The Senate, on Tuesday, December 13, accused the Nigeria National Petroleum Corporation, NNPC, and its exploration and production subsidiary, the Nigerian Petroleum Development Company, NPDC, of willful misappropriation, and for criminally withholding public revenue to the tune of $3.487 billion.
Recall, that President Muhammadu Buhari, is currently the Minister of Petroleum Resources.
The Senate also, accused the NPDC, of lifting crude from divested oil wells; Oil Mining Leases, OML, 65, 111, and 119, to the tune of $1.847 billion, of which it paid a paltry $100 million to the Federation Account.
The Senate, equally said that the non-remittance of proceeds from the sale of crude oil, started before the advent of the Buhari administration, and had continued under the current administration unabated.
It said the acts were perpetrated with impunity, to the extent that between January and August this year alone, the NPDC allegedly lifted crude, amounting to $344.442 million, without following due process.
Moving a motion through a point of order on Tuesday, Senator Dino Melaye (Kogi West), who said it was worrisome that the two agencies had been lifting crude oil, without recourse to transparency, added that the NPDC had since 2013, been lifting crude from divested oil wells OML 61, 62, and 63, to the tune of $3.487 billion, without remitting it to the Federation Account.

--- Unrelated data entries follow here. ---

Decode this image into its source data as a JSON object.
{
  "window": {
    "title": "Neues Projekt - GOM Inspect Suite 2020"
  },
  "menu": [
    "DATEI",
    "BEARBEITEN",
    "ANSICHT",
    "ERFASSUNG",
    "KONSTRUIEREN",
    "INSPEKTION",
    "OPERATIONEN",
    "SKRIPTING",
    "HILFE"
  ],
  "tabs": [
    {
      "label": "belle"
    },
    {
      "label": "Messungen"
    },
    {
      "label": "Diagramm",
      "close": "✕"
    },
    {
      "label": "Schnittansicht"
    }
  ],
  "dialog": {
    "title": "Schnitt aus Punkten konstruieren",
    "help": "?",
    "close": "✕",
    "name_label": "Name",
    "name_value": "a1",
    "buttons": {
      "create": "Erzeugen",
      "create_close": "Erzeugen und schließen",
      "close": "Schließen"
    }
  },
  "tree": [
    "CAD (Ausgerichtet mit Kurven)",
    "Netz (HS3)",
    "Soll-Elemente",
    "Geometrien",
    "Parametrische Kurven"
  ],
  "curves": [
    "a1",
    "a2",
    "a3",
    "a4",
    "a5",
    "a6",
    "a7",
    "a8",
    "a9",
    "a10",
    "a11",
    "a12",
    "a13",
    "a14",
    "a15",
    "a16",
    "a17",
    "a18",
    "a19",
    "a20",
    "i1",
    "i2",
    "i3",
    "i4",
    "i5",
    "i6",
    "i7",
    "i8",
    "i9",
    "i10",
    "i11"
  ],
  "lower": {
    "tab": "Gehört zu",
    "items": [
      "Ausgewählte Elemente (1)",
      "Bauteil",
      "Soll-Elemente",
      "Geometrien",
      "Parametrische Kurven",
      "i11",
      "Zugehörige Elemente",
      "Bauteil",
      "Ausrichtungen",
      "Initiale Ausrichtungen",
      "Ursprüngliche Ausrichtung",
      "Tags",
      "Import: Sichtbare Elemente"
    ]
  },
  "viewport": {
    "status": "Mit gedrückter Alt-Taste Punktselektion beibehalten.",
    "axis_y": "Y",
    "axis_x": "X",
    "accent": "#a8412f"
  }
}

The Senate therefore, mandated the NNPC, and the NPDC, to immediately remit monies obtained on behalf of the Federal Government, to the Federation Account, and also tasked the Group Managing Director of the NNPC, Baru Maikanti, to ensure compliance with this directive with immediate effect.
It also tasked the NNPC, “to as a matter of urgency, forward to the National Assembly, its yearly estimate for repairs, and pipeline operations, and maintenance for appropriation”.
Concerned about the continuing practice of withholding part of crude oil sale proceeds by the NNPC, for use in pipeline repairs and product losses, Melaye said: “It is curious that despite the much trumpeted anti-corruption stance of the current administration, that this level of corruption could still be nestled and tucked in by highly placed individuals, and is derisive of the entire anti-corruption fight.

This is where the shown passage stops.